The Greek mainland is often overlooked by mass tourism in favour of the islands. A mistake that may now be rectified.
Kavala one of the mainland’s best kept secrets. the Macedonian town 1.5 hours by road from Thessaloniki and six hours from Athens. It, offers plenty: from historic Ottoman era architecture of the Old Town, to its proximity to the ancient Macedonian capital of Philippi. Kavala offers sandy beaches and great cuisine. It is also close to Thassos island with its wildlife and wonderful swimming places.
South west of Thessaloniki lies the city of Volos – the City of the Argonauts. Volos lies at the foothills of the Mount Pelion the fabled summer playground of Olympian gods. If you like to mix mountain and sea then Mount Pelion is for you. Mt Pelion offers the best of both worlds. Just over two hours from Thessaloniki and four hours from Athens, you can lose yourself in its beaches, forests and mountain trails.
Villages like Portaria and Markinitsa provide lavish hotels and quaint traditional stone house settings. The village of Tsagkarada lies veiled under the shadow of a massive sycamore tree.
PARGA AND THE EPIRUS RIVIERA
On the north western side of the mainland is the Epirus Riviera – four hours by road from Athens or Thessaloniki. An hour’s drive from Ioannina, the provincial capital that boasts the nearest airport. Parga is the jewel of that Riviera with superb views of the Ionian sea, unspoilt beaches and quality restaurants and shops.

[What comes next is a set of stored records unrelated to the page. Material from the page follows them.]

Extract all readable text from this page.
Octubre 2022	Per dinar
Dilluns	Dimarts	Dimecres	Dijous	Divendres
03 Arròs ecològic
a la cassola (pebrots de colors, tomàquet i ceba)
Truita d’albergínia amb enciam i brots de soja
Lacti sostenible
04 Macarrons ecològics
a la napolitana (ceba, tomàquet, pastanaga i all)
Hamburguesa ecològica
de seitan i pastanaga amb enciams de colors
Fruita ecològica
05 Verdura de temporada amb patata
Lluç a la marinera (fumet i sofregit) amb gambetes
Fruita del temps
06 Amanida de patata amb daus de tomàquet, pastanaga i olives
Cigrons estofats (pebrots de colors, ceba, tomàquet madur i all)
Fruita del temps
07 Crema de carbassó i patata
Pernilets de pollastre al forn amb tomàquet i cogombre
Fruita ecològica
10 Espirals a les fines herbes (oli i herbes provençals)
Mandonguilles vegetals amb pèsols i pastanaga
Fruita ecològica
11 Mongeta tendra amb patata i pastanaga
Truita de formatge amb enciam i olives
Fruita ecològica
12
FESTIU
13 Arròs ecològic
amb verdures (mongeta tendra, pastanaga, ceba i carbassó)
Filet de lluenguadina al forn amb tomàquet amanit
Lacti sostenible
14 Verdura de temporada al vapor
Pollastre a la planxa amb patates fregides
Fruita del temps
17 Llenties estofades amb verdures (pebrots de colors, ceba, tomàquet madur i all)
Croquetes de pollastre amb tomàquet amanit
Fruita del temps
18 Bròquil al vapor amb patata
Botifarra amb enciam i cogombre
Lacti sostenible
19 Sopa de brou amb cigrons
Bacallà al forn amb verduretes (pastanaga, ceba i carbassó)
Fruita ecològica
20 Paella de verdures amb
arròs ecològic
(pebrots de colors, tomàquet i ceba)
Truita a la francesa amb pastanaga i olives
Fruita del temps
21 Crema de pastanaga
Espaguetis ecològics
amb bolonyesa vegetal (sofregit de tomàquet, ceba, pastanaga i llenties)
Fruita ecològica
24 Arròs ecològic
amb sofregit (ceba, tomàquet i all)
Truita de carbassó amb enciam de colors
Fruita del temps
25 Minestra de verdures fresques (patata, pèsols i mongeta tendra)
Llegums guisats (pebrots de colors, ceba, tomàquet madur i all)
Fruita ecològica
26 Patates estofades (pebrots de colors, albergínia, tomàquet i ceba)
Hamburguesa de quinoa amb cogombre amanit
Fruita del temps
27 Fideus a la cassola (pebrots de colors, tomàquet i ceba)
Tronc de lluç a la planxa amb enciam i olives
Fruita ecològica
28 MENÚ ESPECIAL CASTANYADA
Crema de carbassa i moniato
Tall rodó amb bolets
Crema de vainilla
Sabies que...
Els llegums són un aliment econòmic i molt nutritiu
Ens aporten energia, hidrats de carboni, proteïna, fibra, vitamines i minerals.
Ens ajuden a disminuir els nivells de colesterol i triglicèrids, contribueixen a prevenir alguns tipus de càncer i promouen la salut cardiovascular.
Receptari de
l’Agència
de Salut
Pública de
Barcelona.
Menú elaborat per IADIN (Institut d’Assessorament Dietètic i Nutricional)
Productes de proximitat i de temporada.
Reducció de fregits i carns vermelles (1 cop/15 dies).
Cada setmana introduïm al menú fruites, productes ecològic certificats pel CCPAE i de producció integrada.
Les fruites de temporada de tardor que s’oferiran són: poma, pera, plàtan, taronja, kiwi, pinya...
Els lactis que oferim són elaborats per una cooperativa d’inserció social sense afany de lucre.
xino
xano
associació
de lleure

The little island of Panagia lies across the town with its picturesque castle setting.
Half an hour from Parga is Sivota with its pink sand beaches and secret coves that draw in celebrities and the well heeled. Pissina Beach is popular with divers because of its clear turquoise waters opposite Agios Nikolaos.
Of course these are just a few of the attractions that tourists can spread out to enjoy. With good fortune and careful managements Australians may yet have a chance to go.